Technological developments, therefore, have a significant impact on the conception of research questions and experimental design. Understanding the impact of auxiliary hypotheses, increasing scientific literacy to account for these considerations, and quantifying best practices for experimental design in a modern context are key goals of research on research.
Science-Society Interface
Taking science out of the lab and communicating results to other scientists, policy makers, and the general public is a critical step in translating research into meaningful applications.
Before the onset of LLMs in scientific writing, in 2017, P. Plavén-Sigray, G. J. Matheson, B. C. Schiffler, and W. H. Thompson remarked on the decreasing readability of scientific texts in life sciences. After quantifying readability with two different metrics across over 700,000 abstracts published between 1881 and 2015, the authors found a three-fold decrease in the Flesch Reading Ease (FRE) scores over time. From an average FRE of 30-40 in the 1880s to an average of 10 in the 2010s, putting 22% of all scientific articles beyond a college graduate reading level.

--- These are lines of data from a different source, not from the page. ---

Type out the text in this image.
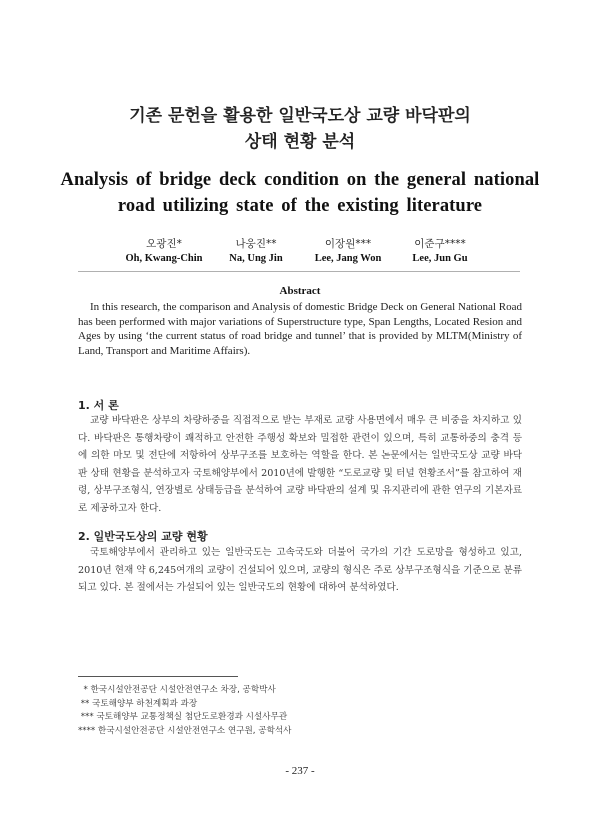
기존 문헌을 활용한 일반국도상 교량 바닥판의
상태 현황 분석
Analysis of bridge deck condition on the general national
road utilizing state of the existing literature
오광진*
Oh, Kwang-Chin
나웅진**
Na, Ung Jin
이장원***
Lee, Jang Won
이준구****
Lee, Jun Gu
Abstract

In this research, the comparison and Analysis of domestic Bridge Deck on General National Road has been performed with major variations of Superstructure type, Span Lengths, Located Resion and Ages by using ‘the current status of road bridge and tunnel’ that is provided by MLTM(Ministry of Land, Transport and Maritime Affairs).

1. 서 론

교량 바닥판은 상부의 차량하중을 직접적으로 받는 부재로 교량 사용면에서 매우 큰 비중을 차지하고 있다. 바닥판은 통행차량이 쾌적하고 안전한 주행성 확보와 밀접한 관련이 있으며, 특히 교통하중의 충격 등에 의한 마모 및 전단에 저항하여 상부구조를 보호하는 역할을 한다. 본 논문에서는 일반국도상 교량 바닥판 상태 현황을 분석하고자 국토해양부에서 2010년에 발행한 “도로교량 및 터널 현황조서”를 참고하여 재령, 상부구조형식, 연장별로 상태등급을 분석하여 교량 바닥판의 설계 및 유지관리에 관한 연구의 기본자료로 제공하고자 한다.

2. 일반국도상의 교량 현황

국토해양부에서 관리하고 있는 일반국도는 고속국도와 더불어 국가의 기간 도로망을 형성하고 있고, 2010년 현재 약 6,245여개의 교량이 건설되어 있으며, 교량의 형식은 주로 상부구조형식을 기준으로 분류되고 있다. 본 절에서는 가설되어 있는 일반국도의 현황에 대하여 분석하였다.

* 한국시설안전공단 시설안전연구소 차장, 공학박사
** 국토해양부 하천계획과 과장
*** 국토해양부 교통정책실 첨단도로환경과 시설사무관
**** 한국시설안전공단 시설안전연구소 연구원, 공학석사
- 237 -
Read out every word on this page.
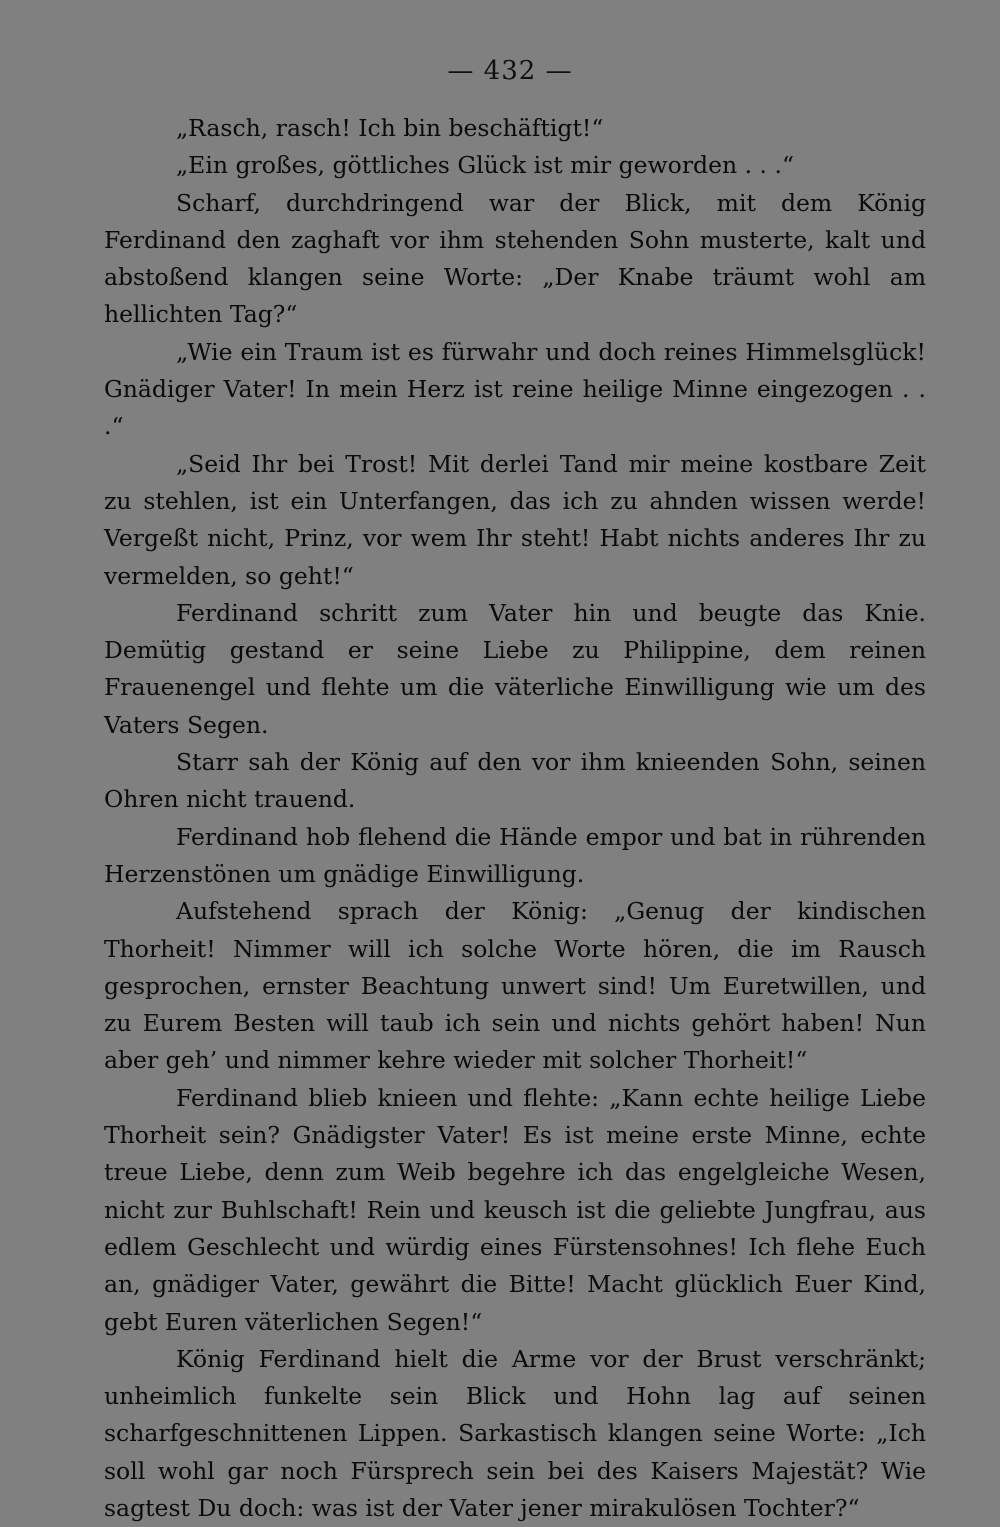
— 432 —

„Rasch, rasch! Ich bin beschäftigt!“

„Ein großes, göttliches Glück ist mir geworden . . .“

Scharf, durchdringend war der Blick, mit dem König Ferdinand den zaghaft vor ihm stehenden Sohn musterte, kalt und abstoßend klangen seine Worte: „Der Knabe träumt wohl am hellichten Tag?“

„Wie ein Traum ist es fürwahr und doch reines Himmelsglück! Gnädiger Vater! In mein Herz ist reine heilige Minne eingezogen . . .“

„Seid Ihr bei Trost! Mit derlei Tand mir meine kostbare Zeit zu stehlen, ist ein Unterfangen, das ich zu ahnden wissen werde! Vergeßt nicht, Prinz, vor wem Ihr steht! Habt nichts anderes Ihr zu vermelden, so geht!“

Ferdinand schritt zum Vater hin und beugte das Knie. Demütig gestand er seine Liebe zu Philippine, dem reinen Frauenengel und flehte um die väterliche Einwilligung wie um des Vaters Segen.

Starr sah der König auf den vor ihm knieenden Sohn, seinen Ohren nicht trauend.

Ferdinand hob flehend die Hände empor und bat in rührenden Herzenstönen um gnädige Einwilligung.

Aufstehend sprach der König: „Genug der kindischen Thorheit! Nimmer will ich solche Worte hören, die im Rausch gesprochen, ernster Beachtung unwert sind! Um Euretwillen, und zu Eurem Besten will taub ich sein und nichts gehört haben! Nun aber geh’ und nimmer kehre wieder mit solcher Thorheit!“

Ferdinand blieb knieen und flehte: „Kann echte heilige Liebe Thorheit sein? Gnädigster Vater! Es ist meine erste Minne, echte treue Liebe, denn zum Weib begehre ich das engelgleiche Wesen, nicht zur Buhlschaft! Rein und keusch ist die geliebte Jungfrau, aus edlem Geschlecht und würdig eines Fürstensohnes! Ich flehe Euch an, gnädiger Vater, gewährt die Bitte! Macht glücklich Euer Kind, gebt Euren väterlichen Segen!“

König Ferdinand hielt die Arme vor der Brust verschränkt; unheimlich funkelte sein Blick und Hohn lag auf seinen scharfgeschnittenen Lippen. Sarkastisch klangen seine Worte: „Ich soll wohl gar noch Fürsprech sein bei des Kaisers Majestät? Wie sagtest Du doch: was ist der Vater jener mirakulösen Tochter?“
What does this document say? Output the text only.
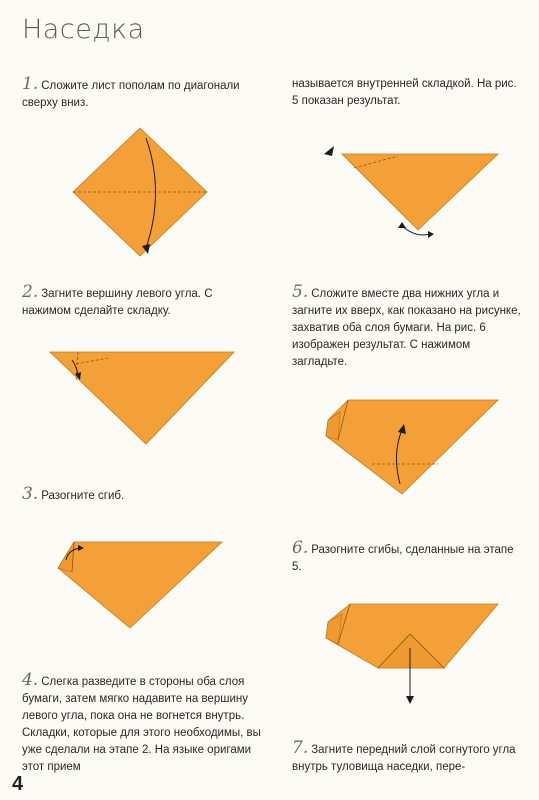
Наседка
1. Сложите лист пополам по диагонали сверху вниз.
2. Загните вершину левого угла. С нажимом сделайте складку.
3. Разогните сгиб.
4. Слегка разведите в стороны оба слоя бумаги, затем мягко надавите на вершину левого угла, пока она не вогнется внутрь. Складки, которые для этого необходимы, вы уже сделали на этапе 2. На языке оригами этот прием
4
называется внутренней складкой. На рис. 5 показан результат.
5. Сложите вместе два нижних угла и загните их вверх, как показано на рисунке, захватив оба слоя бумаги. На рис. 6 изображен результат. С нажимом загладьте.
6. Разогните сгибы, сделанные на этапе 5.
7. Загните передний слой согнутого угла внутрь туловища наседки, пере-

Metascientists observing this trend are proposing many solutions to increase accessibility of scientific literature. Varying approaches to resolving issues of science communication, such as social media outreach, lay summaries, and potential readability metrics are being discussed as approaches that academic and publishing institutions can implement.
Institutional Frameworks
Globally, academic institutional frameworks are wrought with bias and dysfunction, but the good news is that the large majority of institutions are aware of this and taking decisive action to mitigate the impacts of bias.
In Switzerland, for example, the Swiss Academy for Arts and Sciences has supported surveying efforts to identify causes for the "leaky pipeline" in STEM, and the Swiss National Science Foundation (SNSF) has supported studies to investigate how gender biases play a role in the grant review processes over the periods of 2009-2016, and 2016-2023. Gender bias is not the only bias that exists in the peer-review process. For grant assessment, biases against high-risk projects, certain scientific fields, or interdisciplinary projects are also present in the decision-making panels. These efforts seek to understand the role biases play in shaping the research ecosystem.
The work doesn't stop at just understanding, however. Reformed CV structure for applicants and other bias mitigation approaches have been initiated to address the issues uncovered in their investigative research. In 2021, the SNSF proposed a lottery approach for awarding grants to proposals assessed as good, but not excellent. This approach directly acknowledges the factor of chance in proposal assessment and leverages it to counter biases of particular panels of evaluators.
Other institutions outside of Switzerland are also moving in this direction. The introduction of new measures and willingness to adapt to a shifting political, societal, and scientific landscape is promising and these efforts can only be further supported by metascientific studies on the effectiveness of new approaches.
Take-Aways
There are many issues in the scientific method and research frameworks, which are only being exacerbated by rapid technological development, decreased accessibility to accurate information, and increasing polarization. Many countries around the world are developing stronger metascience programs because metascience can provide the tools necessary to more completely understand the nature of these challenges, quantify their impacts, and track developments after implementing solutions.